Rotary is an organization of business and professional leaders united worldwide to provide humanitarian service, encourage high ethical standards in all vocations, and help build goodwill and peace in the world. In more than 160 countries worldwide, approximately 1.2 million Rotarians belong to more than 30,000 Rotary clubs.

 

Rotary club membership represents a cross-section of the community's business and professional men and women. The world's Rotary clubs meet weekly and are nonpolitical, nonreligious, and open to all cultures, races, and creeds.

 

The main objective of Rotary is service — in the community, in the workplace, and throughout the world. Rotarians develop community service projects that address many of today's most critical issues, such as children at risk, poverty and hunger, the environment, illiteracy, and violence.
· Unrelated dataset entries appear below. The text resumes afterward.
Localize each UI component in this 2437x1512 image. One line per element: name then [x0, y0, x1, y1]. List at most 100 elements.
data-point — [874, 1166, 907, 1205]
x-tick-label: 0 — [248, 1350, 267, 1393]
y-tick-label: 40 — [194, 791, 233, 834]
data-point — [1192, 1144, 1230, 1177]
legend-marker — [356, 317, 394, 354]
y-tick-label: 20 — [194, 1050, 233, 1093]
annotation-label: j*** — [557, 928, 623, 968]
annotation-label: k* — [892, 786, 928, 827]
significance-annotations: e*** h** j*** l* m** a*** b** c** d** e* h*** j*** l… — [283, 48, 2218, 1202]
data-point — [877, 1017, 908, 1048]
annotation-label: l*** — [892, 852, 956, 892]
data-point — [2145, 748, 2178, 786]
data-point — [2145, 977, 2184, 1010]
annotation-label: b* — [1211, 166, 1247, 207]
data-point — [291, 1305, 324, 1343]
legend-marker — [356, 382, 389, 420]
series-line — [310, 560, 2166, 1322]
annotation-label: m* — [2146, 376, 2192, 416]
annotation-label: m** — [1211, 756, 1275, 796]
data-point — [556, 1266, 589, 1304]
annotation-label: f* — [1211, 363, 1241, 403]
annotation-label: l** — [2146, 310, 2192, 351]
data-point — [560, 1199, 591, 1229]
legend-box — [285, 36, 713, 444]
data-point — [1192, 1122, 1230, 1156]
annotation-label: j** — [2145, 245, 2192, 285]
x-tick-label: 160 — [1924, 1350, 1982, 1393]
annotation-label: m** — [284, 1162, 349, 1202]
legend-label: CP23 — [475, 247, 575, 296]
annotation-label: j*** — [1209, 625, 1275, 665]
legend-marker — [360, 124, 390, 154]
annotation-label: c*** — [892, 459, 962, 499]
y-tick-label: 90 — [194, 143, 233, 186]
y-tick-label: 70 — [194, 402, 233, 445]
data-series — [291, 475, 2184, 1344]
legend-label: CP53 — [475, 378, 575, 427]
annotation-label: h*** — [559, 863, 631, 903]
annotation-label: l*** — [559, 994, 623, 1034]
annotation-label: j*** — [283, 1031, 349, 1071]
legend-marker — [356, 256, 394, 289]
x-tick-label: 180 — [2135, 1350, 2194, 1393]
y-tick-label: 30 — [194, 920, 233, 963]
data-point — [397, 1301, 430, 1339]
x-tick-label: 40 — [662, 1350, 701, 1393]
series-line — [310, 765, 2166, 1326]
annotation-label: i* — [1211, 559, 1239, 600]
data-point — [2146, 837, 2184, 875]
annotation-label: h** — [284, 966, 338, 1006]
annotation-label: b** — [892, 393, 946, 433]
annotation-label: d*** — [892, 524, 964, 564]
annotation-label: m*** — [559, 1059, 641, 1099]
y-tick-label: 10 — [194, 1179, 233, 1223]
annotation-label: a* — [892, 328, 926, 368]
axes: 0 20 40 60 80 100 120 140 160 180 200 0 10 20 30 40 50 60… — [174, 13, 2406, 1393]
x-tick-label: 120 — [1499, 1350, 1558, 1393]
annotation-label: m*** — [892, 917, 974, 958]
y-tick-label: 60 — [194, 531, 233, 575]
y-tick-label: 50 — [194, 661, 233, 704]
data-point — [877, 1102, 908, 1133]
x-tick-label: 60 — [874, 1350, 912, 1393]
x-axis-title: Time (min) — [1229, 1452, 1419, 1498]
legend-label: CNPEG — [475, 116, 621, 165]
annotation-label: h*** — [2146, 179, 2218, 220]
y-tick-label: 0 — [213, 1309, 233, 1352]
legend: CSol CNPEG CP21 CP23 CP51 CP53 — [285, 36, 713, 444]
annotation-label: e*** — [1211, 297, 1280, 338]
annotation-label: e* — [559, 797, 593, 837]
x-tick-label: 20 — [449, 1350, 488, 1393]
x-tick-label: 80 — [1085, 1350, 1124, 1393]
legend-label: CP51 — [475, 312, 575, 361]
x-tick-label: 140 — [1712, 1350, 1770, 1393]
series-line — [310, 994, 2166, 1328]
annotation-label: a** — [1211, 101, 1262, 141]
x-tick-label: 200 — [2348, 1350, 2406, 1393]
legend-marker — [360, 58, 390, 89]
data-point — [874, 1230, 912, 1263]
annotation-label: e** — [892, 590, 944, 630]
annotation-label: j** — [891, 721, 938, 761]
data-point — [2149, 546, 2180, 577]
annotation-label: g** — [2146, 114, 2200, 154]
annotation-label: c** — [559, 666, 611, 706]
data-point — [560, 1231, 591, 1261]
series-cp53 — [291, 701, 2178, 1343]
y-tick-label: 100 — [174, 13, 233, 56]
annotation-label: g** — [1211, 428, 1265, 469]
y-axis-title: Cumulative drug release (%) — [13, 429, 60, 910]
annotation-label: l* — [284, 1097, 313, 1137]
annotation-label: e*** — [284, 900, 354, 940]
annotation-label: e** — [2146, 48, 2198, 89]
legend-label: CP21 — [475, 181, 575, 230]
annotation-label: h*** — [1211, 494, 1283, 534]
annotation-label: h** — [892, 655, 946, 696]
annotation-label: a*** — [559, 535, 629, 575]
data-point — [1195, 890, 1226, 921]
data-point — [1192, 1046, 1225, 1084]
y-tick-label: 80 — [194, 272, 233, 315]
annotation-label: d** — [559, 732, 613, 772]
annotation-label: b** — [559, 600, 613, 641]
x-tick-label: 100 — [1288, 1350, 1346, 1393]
They also support programs for youth, educational opportunities and international exchanges for students, teachers, and other professionals, and vocational and career development. The Rotary motto is Service Above Self.

 

Although Rotary clubs develop autonomous service programs, all Rotarians worldwide are united in a campaign for the global eradication of polio. In the 1980s, Rotarians raised US$240 million to immunize the children of the world; by 2005, Rotary's centenary year and the target date for the certification of a polio-free world, the PolioPlus program will have contributed US$500 million to this cause. In addition, Rotary has provided an army of volunteers to promote and assist at national immunization days in polio-endemic countries around the world.

 

The Rotary Foundation of Rotary International is a not-for-profit corporation that promotes world understanding through international humanitarian service programs and educational and cultural exchanges. It is supported solely by voluntary contributions from Rotarians and others who share its vision of a better world. Since 1947, the Foundation has awarded more than US$1.1 billion in humanitarian and educational grants, which are initiated and administered by local Rotary clubs and districts.